Surabaya Black Hat Andalkan Telegram untuk Berbagi Data
Jakarta, LSISI.ID – Kepolisian menyebut Surabaya Black Hat (SBH) telah berdiri lebih dari tiga tahun. Komunikasi antara 707 anggota SBH terjalin melalui sebuah forum dalam aplikasi Telegram.
Kepala Subdirektorat Cyber Crime Direktorat Reserse Kriminal Khusus Polda Metro Jaya AKBP Roberto Pasaribu mengatakan anggota Surabaya Black Hat belum pernah melakukan kopi darat, dengan kata lain pertemuan antar keseluruhan anggota belum pernah terjadi.
Roberto menjelaskan komunikasi yang terjadi di grup tersebut biasanya bertukar informasi untuk saling mengirimkan data dan kegiatan ilegal access yang biasa dilakukan.
“Kalau berdasarkan yang kami lihat, grup ini mati-hidup, mati-hidup (kadang aktif, kadang tidak),” kata Roberto, Rabu (14/3).
Roberto belum dapat memastikan apakah 707 anggota itu merupakan warga negara Indonesia seluruhnya atau terdapat warga negara asing di dalamnya. Dia mengaku saat ini mengalami kesulitan melacak para anggota pasca penangkapan tiga pelaku tersebut.
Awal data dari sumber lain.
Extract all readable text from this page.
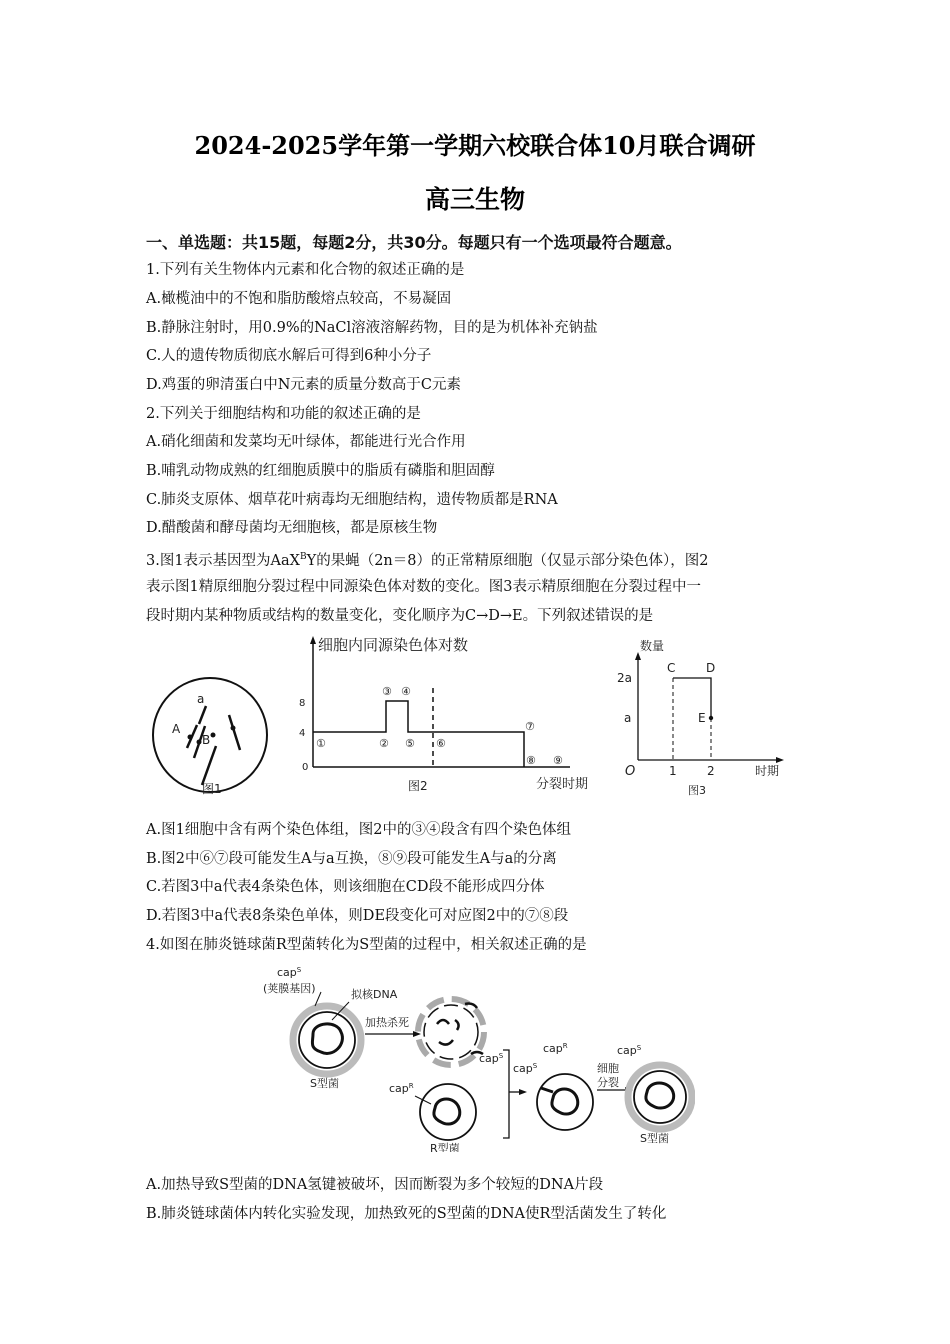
2024-2025学年第一学期六校联合体10月联合调研
高三生物
一、单选题：共15题，每题2分，共30分。每题只有一个选项最符合题意。
1.下列有关生物体内元素和化合物的叙述正确的是
A.橄榄油中的不饱和脂肪酸熔点较高，不易凝固
B.静脉注射时，用0.9%的NaCl溶液溶解药物，目的是为机体补充钠盐
C.人的遗传物质彻底水解后可得到6种小分子
D.鸡蛋的卵清蛋白中N元素的质量分数高于C元素
2.下列关于细胞结构和功能的叙述正确的是
A.硝化细菌和发菜均无叶绿体，都能进行光合作用
B.哺乳动物成熟的红细胞质膜中的脂质有磷脂和胆固醇
C.肺炎支原体、烟草花叶病毒均无细胞结构，遗传物质都是RNA
D.醋酸菌和酵母菌均无细胞核，都是原核生物
3.图1表示基因型为AaX$^B$Y的果蝇（2n＝8）的正常精原细胞（仅显示部分染色体），图2
表示图1精原细胞分裂过程中同源染色体对数的变化。图3表示精原细胞在分裂过程中一
段时期内某种物质或结构的数量变化，变化顺序为C→D→E。下列叙述错误的是
a
A
B
图1
细胞内同源染色体对数
8
4
0
①	②
③ ④
⑤ ⑥
⑦
⑧ ⑨
分裂时期
图2
数量
2a
a
1	2
O
C	D
E
时期
图3
A.图1细胞中含有两个染色体组，图2中的③④段含有四个染色体组
B.图2中⑥⑦段可能发生A与a互换，⑧⑨段可能发生A与a的分离
C.若图3中a代表4条染色体，则该细胞在CD段不能形成四分体
D.若图3中a代表8条染色单体，则DE段变化可对应图2中的⑦⑧段
4.如图在肺炎链球菌R型菌转化为S型菌的过程中，相关叙述正确的是
cap$^S$
(荚膜基因)	拟核DNA
S型菌
加热杀死
cap$^S$
cap$^R$
R型菌
cap$^S$
cap$^R$
细胞
分裂
cap$^S$
S型菌
A.加热导致S型菌的DNA氢键被破坏，因而断裂为多个较短的DNA片段
B.肺炎链球菌体内转化实验发现，加热致死的S型菌的DNA使R型活菌发生了转化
“Belum bisa kami deteksi ke sana karena sekarang mereka begitu ketangkap dan ramai (kemarin), mereka sudah menutup forum chatnya, jadi kami masih mengandalkan kekuatan dari analisa digital forensik,” tuturnya.
Polisi sejauh ini memang sudah menangkap tiga anggota SBH berinisial KPS (21), NA (21), dan ATP (21). Ketiganya masih berstatus mahasiswa. KPS diduga salah satu pendiri Surabaya Black Hat.
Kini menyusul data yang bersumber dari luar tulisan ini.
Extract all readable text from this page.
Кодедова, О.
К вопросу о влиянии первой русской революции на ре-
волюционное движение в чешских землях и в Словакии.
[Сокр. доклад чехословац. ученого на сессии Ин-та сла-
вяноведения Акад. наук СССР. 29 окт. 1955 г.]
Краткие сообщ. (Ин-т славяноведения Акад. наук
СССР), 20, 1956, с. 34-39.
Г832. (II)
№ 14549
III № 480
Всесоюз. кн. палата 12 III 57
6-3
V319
Penamaan Surabaya Black Hat, Roberto menjelaskan hanya sebagai wujud eksistensi di kalangan hacker. Black Hat dinilai sebagai cracker (penghancur sistem).
“Seorang hacker butuh eksistensi untuk diakui. Dalam terminologinya, Black Hat adalah cracker. Ini istilah yang berlaku dalam dunia cyber. Black Hat itu adalah kelompok cracker yang akan merusak sistem, meretas hanya dengan tujuan untuk motif ekonomi,” tuturnya.
Keuntungan yang didapat seorang peretas dalam Surabaya Black Hat, dikatakan Roberto berkisar antara Rp 50 juta sampai Rp 200 juta dalam satu tahun. Ada sekitar 3000 akun yang sudah diretas Surabaya Black Hat, namun hanya sebagian yang telah membayarkan uang kepada mereka.
“Mereka memang mahasiswa di bagian ini, tetapi mereka juga istilahnya belum lulus masih belajar, yang mereka enggak punya itu cuma satu yaitu ethical hacker,” ujar Roberto.
Dia melanjutkan, “Dalam dunia hacking itu ada dikatakan ethical hacker soal bagaimana kamu belajar, boleh tidak melakukan ini, sepanjang mana kamu boleh melakukannya.”
Polisi masih mencari tiga pelaku peretas lainnya. Ketiga pelaku yang telah diamankan dijerat dengan Pasal 30 jo 46 dan atau pasal 29 jo 45B dan atau 32 Jo Pasal 48 Undang-Undang Nomor 19 Tahun 2016 tentang Informasi dan Transaksi Elektronik (UU ITE) dan atau Pasal 3, 4, dan 5 UU RI No 8 Tahun 2010 tentang TPPU (Tindak Pidana Pencucian Uang).